Rotational Molding Process
Rotational Molding is one of the processes to produce hollow parts. It is usually used in creating parts that are very large such as kayaks, canoes, garbage cans and tanks. Because these machines are creating large parts the machines themselves require a large footprint. The process begins when a powdered resin is loaded into a mold. The mold is closed and clamped shut. If any non-plastic parts are to be incorporated in the part, it is placed in the mold prior to closing. An example would be a metal handle incorporated into a garbage can. Since the resin would collect on the bottom of the mold, it is rotated as it is heated. As the mold is turned the resin sticks to the mold and creates uniform product. Once the product has cooled, the mold is opened and the part is removed.
Types of Rotomolders
There are three major types of rotomolders – clamshell, rock and roll and rotary.
Clamshell machines are a single station machine. The mold is loaded and spun in an oven that opens and closes like a clamshell. The loading, heating, cooling and unloading all happen at one location.
Rock n’ Roll machines
Rock n’ Roll machines are used for long parts (for example, kayaks). The mold is spun 360 degrees and at the same time the machine is rocked back and forth 45 degrees to ensure full coverage.
Rotary machines are used for the largest of parts that have a relatively similar length width configuration. The mold is loaded with resin on an arm that then indexes to an oven.

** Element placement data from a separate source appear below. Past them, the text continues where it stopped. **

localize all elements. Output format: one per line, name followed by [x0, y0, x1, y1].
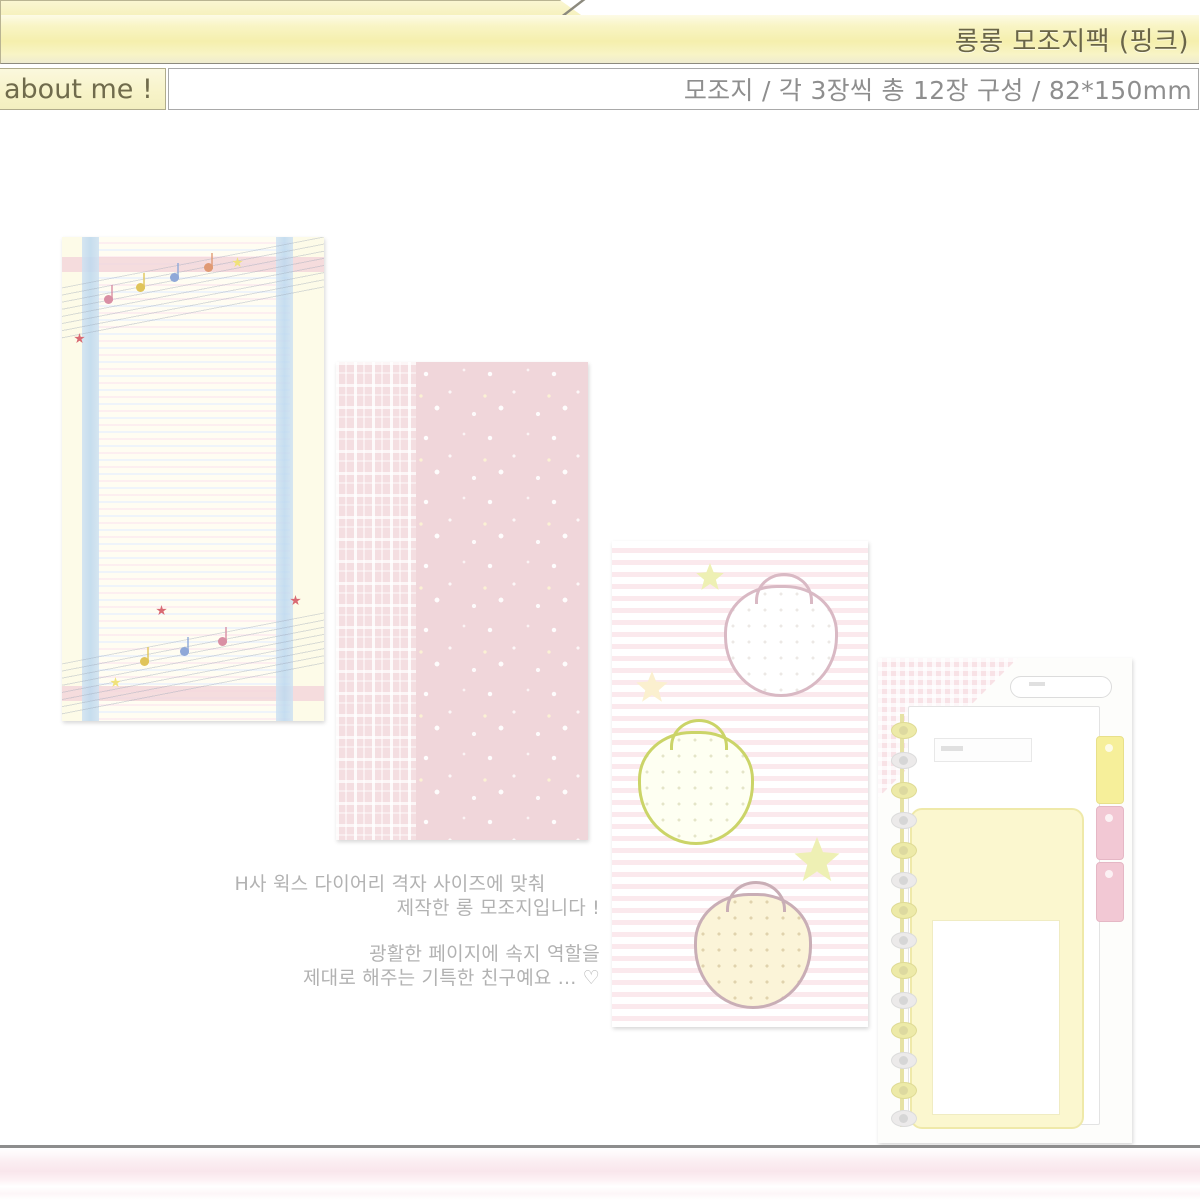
planner-index-tab-pink[interactable] [1096, 806, 1124, 860]
caption-line-2: 제작한 롱 모조지입니다 ! [396, 897, 600, 919]
caption-line-3: 광활한 페이지에 속지 역할을 [369, 943, 600, 965]
planner-disc [891, 842, 917, 859]
planner-sheet-header-mark [941, 746, 963, 751]
caption-line-1: H사 윅스 다이어리 격자 사이즈에 맞춰 [234, 873, 546, 895]
spec-text: 모조지 / 각 3장씩 총 12장 구성 / 82*150mm [683, 76, 1192, 105]
planner-disc [891, 812, 917, 829]
photo-pink-dotted-paper[interactable] [336, 362, 588, 840]
planner-insert-note-area [932, 920, 1060, 1115]
planner-disc [891, 1022, 917, 1039]
planner-title-pill [1010, 676, 1112, 698]
music-note-icon [180, 637, 189, 656]
planner-title-pill-mark [1029, 682, 1045, 686]
planner-disc [891, 782, 917, 799]
planner-disc [891, 902, 917, 919]
footer-pink-stripes [0, 1148, 1200, 1200]
planner-disc [891, 962, 917, 979]
music-note-icon [170, 263, 179, 282]
page-title: 롱롱 모조지팩 (핑크) [954, 26, 1189, 57]
spec-row: about me ! 모조지 / 각 3장씩 총 12장 구성 / 82*150… [0, 68, 1199, 110]
planner-disc [891, 992, 917, 1009]
page-footer [0, 1145, 1200, 1200]
about-me-label: about me ! [4, 73, 153, 105]
music-note-icon [136, 273, 145, 292]
music-note-icon [204, 253, 213, 272]
planner-disc [891, 722, 917, 739]
planner-disc [891, 1110, 917, 1127]
caption-gap [180, 920, 600, 942]
music-note-icon [140, 647, 149, 666]
about-me-chip[interactable]: about me ! [0, 68, 166, 110]
page-header: 롱롱 모조지팩 (핑크) about me ! 모조지 / 각 3장씩 총 12… [0, 0, 1200, 120]
planner-disc [891, 872, 917, 889]
planner-index-tab-pink[interactable] [1096, 862, 1124, 922]
photo-strawberry-paper[interactable] [612, 541, 868, 1027]
folder-tab-sliver[interactable] [0, 0, 591, 16]
photo-music-note-paper[interactable] [62, 237, 324, 721]
planner-yellow-insert [910, 808, 1084, 1129]
caption-line-4: 제대로 해주는 기특한 친구예요 ... ♡ [303, 967, 600, 989]
planner-index-tab-yellow[interactable] [1096, 736, 1124, 804]
spec-field: 모조지 / 각 3장씩 총 12장 구성 / 82*150mm [168, 68, 1199, 110]
planner-disc [891, 932, 917, 949]
planner-disc [891, 1052, 917, 1069]
product-title-band: 롱롱 모조지팩 (핑크) [0, 15, 1199, 64]
planner-disc [891, 1082, 917, 1099]
product-gallery: H사 윅스 다이어리 격자 사이즈에 맞춰 제작한 롱 모조지입니다 ! 광활한… [0, 120, 1200, 1145]
dotted-paper-plaid-strip [336, 362, 416, 840]
music-note-icon [218, 627, 227, 646]
planner-disc [891, 752, 917, 769]
photo-disc-planner[interactable] [878, 658, 1132, 1143]
music-note-icon [104, 285, 113, 304]
dotted-paper-dot-field [416, 362, 588, 840]
product-caption: H사 윅스 다이어리 격자 사이즈에 맞춰 제작한 롱 모조지입니다 ! 광활한… [180, 872, 600, 990]
planner-sheet-header-box [934, 738, 1032, 762]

Completing the Rotomolding Process
At this point the mold is spun. Then the machine is indexed either to a removal station or another cooling station. Typical configurations are either three arm or four arm machines. In a 3-arm rotomolder, one arm is loaded while one arm is in the oven and the other arm is being unloaded. The 4-arm rotational molding machine follows the same process but has the additional station for cooling.Common materials run on rotational molders are LDPE, Nylon, PP, PC and Fluoropolymers.